Thanks for any thoughts.
Tony
[1] https://braintool.org
[2] https://www.outlinersoftware.com/topics/viewt/9390
[3] http://outliners.scripting.com/
Posted by Stephen Zeoli
Jul 19, 2021 at 09:05 PM
Looks like a powerful tool for power browser users. I also appreciate that you opened up outlinersoftware.com in your demo video, as I’m sure my fellow CRIMPers will too.
Steve
Posted by Alexander Deliyannis
Jul 19, 2021 at 09:15 PM
I, for one, can make much more sense of things through hierarchies than ‘flat’ networks, but I understand that reality very often can’t be classified in hierarchical boxes. See D. Weinberger’s “Everything is miscellaneous”.
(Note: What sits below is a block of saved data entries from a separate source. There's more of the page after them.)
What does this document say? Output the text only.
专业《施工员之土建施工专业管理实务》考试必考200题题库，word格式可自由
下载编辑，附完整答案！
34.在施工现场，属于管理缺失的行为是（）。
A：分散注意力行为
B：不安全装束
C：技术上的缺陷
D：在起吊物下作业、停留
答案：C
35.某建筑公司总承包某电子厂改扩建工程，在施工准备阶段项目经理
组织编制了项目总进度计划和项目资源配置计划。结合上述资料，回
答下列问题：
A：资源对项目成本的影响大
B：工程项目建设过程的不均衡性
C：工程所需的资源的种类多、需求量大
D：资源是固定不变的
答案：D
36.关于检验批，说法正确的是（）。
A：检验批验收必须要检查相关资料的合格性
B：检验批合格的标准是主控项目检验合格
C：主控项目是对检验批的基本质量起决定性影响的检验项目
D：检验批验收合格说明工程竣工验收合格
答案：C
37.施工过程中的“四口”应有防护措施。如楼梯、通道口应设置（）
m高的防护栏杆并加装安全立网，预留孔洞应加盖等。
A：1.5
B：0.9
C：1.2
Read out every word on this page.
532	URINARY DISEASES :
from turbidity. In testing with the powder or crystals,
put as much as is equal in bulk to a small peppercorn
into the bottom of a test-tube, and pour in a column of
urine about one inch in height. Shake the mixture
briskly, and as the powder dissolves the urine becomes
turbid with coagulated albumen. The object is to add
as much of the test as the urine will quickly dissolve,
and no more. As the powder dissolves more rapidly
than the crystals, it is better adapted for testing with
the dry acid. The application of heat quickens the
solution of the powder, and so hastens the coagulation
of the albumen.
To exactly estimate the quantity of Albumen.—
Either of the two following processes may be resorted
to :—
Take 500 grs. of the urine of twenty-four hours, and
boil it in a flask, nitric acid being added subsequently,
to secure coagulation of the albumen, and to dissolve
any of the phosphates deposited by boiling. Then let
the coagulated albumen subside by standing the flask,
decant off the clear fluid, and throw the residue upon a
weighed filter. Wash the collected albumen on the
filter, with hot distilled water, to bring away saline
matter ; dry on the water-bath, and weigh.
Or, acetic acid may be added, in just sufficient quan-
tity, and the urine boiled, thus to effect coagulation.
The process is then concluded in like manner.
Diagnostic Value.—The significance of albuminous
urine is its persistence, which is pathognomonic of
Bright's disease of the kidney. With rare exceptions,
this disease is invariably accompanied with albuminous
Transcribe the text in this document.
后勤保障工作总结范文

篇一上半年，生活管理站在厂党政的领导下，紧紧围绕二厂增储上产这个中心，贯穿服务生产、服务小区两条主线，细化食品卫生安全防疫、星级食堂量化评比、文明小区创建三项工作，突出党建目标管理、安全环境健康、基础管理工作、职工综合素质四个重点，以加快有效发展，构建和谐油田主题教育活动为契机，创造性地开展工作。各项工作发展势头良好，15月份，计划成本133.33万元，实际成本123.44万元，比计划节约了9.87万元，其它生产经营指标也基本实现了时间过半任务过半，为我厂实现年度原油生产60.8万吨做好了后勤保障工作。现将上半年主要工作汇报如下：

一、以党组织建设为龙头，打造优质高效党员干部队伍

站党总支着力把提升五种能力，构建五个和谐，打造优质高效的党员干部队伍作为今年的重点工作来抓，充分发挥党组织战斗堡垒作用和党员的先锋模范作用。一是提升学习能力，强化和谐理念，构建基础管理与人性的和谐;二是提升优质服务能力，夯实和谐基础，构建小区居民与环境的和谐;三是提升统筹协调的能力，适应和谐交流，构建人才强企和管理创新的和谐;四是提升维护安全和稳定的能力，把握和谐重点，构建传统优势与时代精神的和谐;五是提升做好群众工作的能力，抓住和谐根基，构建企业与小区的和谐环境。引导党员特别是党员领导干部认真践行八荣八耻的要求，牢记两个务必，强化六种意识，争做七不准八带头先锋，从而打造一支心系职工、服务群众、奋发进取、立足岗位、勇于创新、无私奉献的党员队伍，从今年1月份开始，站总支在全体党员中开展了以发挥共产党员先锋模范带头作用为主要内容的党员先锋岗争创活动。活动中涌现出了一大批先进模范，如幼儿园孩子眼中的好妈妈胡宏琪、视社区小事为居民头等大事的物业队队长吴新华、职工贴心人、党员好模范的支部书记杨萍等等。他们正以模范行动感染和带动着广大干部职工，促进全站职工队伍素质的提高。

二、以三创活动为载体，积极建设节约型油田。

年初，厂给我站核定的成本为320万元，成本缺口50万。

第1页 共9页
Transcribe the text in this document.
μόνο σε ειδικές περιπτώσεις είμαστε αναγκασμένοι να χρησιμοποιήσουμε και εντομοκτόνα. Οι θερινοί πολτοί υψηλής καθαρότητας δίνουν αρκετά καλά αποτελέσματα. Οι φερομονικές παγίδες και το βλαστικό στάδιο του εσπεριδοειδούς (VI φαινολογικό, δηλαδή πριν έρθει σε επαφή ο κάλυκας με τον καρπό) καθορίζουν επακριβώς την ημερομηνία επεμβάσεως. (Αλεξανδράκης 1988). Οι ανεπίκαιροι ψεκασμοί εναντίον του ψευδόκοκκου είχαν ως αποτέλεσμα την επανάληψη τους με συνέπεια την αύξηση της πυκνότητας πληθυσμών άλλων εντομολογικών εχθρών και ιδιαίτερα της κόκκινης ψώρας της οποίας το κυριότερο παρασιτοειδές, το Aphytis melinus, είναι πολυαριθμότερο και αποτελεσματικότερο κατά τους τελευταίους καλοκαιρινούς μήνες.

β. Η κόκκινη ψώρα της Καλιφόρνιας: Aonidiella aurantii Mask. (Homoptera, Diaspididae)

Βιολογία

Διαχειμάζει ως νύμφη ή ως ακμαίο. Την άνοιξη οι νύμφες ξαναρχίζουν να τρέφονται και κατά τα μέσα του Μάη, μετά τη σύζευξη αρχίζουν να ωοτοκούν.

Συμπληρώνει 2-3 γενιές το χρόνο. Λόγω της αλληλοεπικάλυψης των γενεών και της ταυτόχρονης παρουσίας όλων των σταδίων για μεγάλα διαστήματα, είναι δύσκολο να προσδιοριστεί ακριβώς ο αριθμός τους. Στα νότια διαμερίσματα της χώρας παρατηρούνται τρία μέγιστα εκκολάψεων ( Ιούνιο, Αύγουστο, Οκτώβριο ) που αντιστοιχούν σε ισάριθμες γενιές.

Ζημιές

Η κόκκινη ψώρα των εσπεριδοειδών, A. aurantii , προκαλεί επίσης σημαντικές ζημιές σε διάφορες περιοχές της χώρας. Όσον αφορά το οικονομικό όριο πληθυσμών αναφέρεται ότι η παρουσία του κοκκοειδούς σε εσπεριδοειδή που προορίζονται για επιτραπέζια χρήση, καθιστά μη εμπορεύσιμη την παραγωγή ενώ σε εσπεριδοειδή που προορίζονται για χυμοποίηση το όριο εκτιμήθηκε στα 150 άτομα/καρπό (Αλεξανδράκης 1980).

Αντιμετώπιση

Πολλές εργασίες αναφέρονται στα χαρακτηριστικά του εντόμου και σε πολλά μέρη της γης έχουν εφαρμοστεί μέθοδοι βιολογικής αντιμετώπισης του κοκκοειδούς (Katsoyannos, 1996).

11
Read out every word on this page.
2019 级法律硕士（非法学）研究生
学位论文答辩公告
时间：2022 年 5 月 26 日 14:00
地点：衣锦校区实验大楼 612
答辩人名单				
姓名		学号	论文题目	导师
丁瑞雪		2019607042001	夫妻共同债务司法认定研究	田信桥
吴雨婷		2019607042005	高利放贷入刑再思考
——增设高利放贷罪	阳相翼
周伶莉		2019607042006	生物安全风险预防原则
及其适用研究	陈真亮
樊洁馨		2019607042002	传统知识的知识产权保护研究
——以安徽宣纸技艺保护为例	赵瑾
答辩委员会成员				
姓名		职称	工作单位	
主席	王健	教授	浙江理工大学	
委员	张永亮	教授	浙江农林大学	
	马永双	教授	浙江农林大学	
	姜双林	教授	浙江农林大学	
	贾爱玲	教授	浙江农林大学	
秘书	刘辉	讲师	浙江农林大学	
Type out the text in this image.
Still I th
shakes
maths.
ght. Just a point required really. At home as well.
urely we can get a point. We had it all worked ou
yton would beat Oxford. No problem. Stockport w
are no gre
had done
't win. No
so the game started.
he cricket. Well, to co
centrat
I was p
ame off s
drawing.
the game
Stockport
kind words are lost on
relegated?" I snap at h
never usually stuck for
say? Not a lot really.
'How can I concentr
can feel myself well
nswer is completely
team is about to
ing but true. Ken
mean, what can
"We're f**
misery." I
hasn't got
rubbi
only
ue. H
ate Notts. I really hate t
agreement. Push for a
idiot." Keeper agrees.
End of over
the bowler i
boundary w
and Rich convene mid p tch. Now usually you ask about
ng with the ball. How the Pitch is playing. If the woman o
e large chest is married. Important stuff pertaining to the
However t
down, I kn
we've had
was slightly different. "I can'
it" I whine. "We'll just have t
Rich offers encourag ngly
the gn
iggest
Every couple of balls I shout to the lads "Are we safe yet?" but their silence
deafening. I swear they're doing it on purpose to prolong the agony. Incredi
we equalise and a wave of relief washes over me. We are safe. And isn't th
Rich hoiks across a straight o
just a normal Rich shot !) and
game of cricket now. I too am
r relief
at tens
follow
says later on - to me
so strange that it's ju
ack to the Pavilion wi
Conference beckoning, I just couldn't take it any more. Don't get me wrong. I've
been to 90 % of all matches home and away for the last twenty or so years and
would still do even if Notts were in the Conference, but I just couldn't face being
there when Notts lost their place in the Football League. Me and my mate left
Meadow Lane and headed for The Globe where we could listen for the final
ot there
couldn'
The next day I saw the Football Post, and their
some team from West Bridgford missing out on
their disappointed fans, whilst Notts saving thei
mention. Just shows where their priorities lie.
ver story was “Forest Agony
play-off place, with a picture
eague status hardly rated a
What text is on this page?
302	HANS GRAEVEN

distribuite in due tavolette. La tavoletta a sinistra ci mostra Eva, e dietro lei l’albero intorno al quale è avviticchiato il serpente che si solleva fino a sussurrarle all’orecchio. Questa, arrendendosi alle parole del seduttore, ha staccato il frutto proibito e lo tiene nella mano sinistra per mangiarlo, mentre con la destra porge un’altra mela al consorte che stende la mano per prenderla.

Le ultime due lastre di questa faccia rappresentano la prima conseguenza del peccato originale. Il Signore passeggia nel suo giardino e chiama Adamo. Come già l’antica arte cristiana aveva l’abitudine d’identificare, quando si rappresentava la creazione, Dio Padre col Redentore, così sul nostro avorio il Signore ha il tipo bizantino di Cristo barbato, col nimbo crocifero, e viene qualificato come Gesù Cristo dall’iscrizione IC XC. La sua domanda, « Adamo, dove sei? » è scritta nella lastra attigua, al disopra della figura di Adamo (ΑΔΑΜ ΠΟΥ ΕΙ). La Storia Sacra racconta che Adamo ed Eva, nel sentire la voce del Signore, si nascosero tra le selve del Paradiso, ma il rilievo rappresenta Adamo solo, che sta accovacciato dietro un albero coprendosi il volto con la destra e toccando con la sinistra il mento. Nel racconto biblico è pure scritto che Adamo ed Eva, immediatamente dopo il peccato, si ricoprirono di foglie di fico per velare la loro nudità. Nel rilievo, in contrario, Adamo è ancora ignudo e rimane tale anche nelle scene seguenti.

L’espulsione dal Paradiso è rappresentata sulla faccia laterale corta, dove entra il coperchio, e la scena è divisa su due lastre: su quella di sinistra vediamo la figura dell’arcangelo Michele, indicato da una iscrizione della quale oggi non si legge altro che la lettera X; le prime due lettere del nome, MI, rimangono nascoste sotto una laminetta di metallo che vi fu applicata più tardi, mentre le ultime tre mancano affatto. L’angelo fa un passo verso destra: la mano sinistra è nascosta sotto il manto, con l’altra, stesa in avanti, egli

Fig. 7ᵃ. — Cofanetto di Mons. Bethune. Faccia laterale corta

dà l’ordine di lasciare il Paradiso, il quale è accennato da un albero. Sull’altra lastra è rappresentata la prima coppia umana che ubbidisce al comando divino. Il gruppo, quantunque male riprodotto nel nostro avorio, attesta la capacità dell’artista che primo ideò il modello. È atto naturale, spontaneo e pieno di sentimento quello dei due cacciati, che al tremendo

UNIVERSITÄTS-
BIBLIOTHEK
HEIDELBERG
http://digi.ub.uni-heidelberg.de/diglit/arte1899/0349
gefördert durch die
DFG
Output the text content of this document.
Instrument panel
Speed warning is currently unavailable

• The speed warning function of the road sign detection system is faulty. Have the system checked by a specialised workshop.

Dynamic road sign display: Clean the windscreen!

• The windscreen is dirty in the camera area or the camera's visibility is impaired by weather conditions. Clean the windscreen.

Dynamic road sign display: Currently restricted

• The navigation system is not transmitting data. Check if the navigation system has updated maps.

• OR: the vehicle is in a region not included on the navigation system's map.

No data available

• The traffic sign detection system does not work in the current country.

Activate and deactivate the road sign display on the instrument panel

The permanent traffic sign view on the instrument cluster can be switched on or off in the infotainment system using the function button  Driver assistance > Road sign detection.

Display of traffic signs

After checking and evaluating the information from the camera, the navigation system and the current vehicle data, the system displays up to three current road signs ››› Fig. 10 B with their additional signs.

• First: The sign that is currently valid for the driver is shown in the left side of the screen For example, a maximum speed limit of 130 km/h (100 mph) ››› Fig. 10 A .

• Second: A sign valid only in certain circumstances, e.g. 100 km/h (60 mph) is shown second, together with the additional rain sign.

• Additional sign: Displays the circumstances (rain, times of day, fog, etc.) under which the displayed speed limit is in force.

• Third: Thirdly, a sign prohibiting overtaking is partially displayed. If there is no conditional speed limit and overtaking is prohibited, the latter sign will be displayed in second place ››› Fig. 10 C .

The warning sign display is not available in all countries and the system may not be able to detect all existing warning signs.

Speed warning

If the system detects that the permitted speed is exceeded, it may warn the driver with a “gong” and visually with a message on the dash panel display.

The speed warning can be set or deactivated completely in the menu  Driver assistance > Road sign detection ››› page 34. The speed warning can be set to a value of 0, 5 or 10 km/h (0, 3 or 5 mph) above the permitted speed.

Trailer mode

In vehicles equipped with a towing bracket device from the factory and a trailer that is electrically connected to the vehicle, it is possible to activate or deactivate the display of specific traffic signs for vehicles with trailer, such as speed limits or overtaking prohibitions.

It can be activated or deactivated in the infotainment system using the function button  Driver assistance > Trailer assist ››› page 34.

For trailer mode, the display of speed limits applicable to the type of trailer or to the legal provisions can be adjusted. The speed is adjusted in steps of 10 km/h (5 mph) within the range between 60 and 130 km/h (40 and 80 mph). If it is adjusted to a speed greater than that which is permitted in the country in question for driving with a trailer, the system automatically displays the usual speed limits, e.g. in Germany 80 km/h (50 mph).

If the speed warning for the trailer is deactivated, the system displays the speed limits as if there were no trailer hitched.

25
One approach that I have seen taken by several outliners is the concept of clones, whereby an item can belong to more than one ‘box’. This is often referred to as multiple parents. It is equivalent to symbolic links in the file system, which allow a file or folder to be accessed from several folders.
Another approach is to tag items, and to organise the tags in a hierarchy (rather than the items themselves). As an item can have more than one tag, this solves the issue of complementary categorisations.
BrainTool wrote:
>Does this group have any thoughts or wisdom on hierarchical vs networked
>models? How do you think about the information you store?
Posted by Luhmann
Jul 20, 2021 at 12:15 AM
There are ways of creating hierarchies within Roam, Logseq, Obsidian as well. I personally have settled on Logseq, which has its roots in Org Mode, and have found their implementation of “page tags” to be a useful way to organize certain highly used top-level categories (such as contacts and books). And since both Roam and Logseq are outliners, hierarchy is central to how you enter information in pages, and how that information shows up in your backlinks.
Posted by James Salla
Jul 20, 2021 at 04:42 AM
Cloning can be immensely useful. I spend a lot of my working life gathering, organizing, and searching large sets of data, and I’ve found that creating a set of mutually exclusive topics or categories is usually difficult, if not impossible. There are almost inevitably items of information that belong in more than one place in your hierarchy.